Living with inflammatory bowel disease can be hard, draining, and absolutely debilitating.
There are many types of IBD, with the two most common Crohn’s disease and ulcerative colitis. While Crohn’s affects the entire gastric system, UC affects the large bowel and rectum – but both can have severe and even fatal consequences.
The constant need to use the toilets is not the only bad part. While yes, this is a common effect, IBD can leave you fatigued, sleeping all day and not having energy to get out of your bed let alone get up, showered, and out of the house.
It can be isolating. You worry about needing the toilet when you’re out and there not being one. It panics you out of wanting to leave the house or go further than half an hour away. Your experiences are lessened because your illness is too unpredictable.
IBD makes you cancel plans, letting people down because your last-minute flare has left you chained to the toilet. Your stomach cramps so badly that not even codeine will touch it and you begin to bleed.
You end up feeling as though your body is restricting you from living your life. And often, sadly, it is.
But things are easier when you have somebody by your side who understands that your illness is not your fault – that it’s a part of you that you can’t help.
It’s made easier when there’s someone who wants to be there to look after and support you. That you’re not a burden. That they love you no matter what. That everything is going to be okay.
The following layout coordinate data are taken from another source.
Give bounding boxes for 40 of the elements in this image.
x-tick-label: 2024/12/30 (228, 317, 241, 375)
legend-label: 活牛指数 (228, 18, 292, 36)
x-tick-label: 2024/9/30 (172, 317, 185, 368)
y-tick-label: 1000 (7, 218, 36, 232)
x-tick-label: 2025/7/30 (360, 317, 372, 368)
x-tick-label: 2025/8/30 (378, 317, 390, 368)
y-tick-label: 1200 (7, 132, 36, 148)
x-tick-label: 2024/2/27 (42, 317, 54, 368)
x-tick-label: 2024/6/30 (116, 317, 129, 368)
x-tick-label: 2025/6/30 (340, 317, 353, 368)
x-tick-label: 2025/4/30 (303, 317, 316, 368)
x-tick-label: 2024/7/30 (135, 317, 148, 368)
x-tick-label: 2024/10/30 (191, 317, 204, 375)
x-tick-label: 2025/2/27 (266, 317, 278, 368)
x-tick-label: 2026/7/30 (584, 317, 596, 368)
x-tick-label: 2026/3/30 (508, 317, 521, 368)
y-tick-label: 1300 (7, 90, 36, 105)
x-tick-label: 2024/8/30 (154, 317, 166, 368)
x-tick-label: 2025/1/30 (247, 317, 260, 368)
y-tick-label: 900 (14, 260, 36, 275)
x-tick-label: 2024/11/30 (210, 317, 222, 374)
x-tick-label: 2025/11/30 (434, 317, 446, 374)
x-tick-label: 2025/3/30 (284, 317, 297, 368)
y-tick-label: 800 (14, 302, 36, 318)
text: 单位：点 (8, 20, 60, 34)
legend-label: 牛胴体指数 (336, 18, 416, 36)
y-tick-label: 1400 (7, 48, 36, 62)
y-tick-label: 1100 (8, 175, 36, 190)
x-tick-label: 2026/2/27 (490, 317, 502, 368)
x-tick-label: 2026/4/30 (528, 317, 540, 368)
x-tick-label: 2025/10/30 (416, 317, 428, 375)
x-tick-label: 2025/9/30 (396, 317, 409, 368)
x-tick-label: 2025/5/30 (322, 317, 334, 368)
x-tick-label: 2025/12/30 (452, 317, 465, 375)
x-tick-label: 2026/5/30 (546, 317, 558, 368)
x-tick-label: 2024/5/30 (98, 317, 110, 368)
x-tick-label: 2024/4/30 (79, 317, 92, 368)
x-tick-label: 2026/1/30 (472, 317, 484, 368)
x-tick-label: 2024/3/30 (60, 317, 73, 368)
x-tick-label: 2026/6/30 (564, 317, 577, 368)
As an ulcerative colitis sufferer who has been in a relationship during and after my diagnosis, I know how important it is to have a partner who will go above and beyond to look after you.
My partner stayed with me in hospital after surgery, sleeping on a chair and refusing to leave my side. When I couldn’t eat, he drove to four different stores and restaurants to get me my favourite food to help get my appetite back up.
He made me feel great about my body after it was covered in scars, and just two days ago he proved that even after four years together, he’s still willing to look after me, by washing and drying my hair and sorting out all of my medication because fatigue had left me too tired to hold up a hairdryer.
It may have been a small gesture but it was one I hugely appreciated.
You don’t need a partner to deal with IBD. I don’t need my partner to look after me, I can look after myself – as can most other people who live with the illness. But it’s lovely to have someone around who I know will love and care for me through thick and thin.
I know I’m not alone in having a partner who will do this.
And so, to all of those people who are loving and caring for someone with IBD, thank you. Not for loving them, but for not giving up on them.
Thank you for being there when they need you most and understanding that often, due to it being an invisible illness, it won’t always be obvious when you are needed.
Thank you for not walking away when your partner is having a bad day.
Thank you for making your partner feel good about themselves even when the illness takes the life out of them.
Thank you for being a shoulder to cry on.
Thank you for understanding that the illness is unpredictable and can be restrictive – and not getting angry when your partner can’t make those plans you were looking forward to.
Thank you for those times you were willing to stay in with a cheesy movie and your partner’s favourite junk food because you knew they were too fatigued to leave the house.
And finally, most importantly, thank you for making your partner believe that their illness doesn’t make them unworthy of love.
So many people living with the illness believe this. So many convince themselves that their illness will be ‘too much’ for someone to take on. But this is not the case – and those sticking by partners living with IBD are proof of this.
They are proof that there are decent people out there who will love you unconditionally.
They are proof that the illness is just that – an illness. It doesn’t consume you or make you who you are.
They are proof that despite the restrictions, you can still lead a normal, happy life with IBD.
Thank you, to all of those people proving the above. To all of those people who make people like me feel good about themselves when physically they’re feeling at their worst.
And finally, thank you for reminding us all that beyond the fatigue, the pain and the isolation, there is a mountain of love waiting for us. There’s no better light at the end of what once seemed to be a very dark tunnel.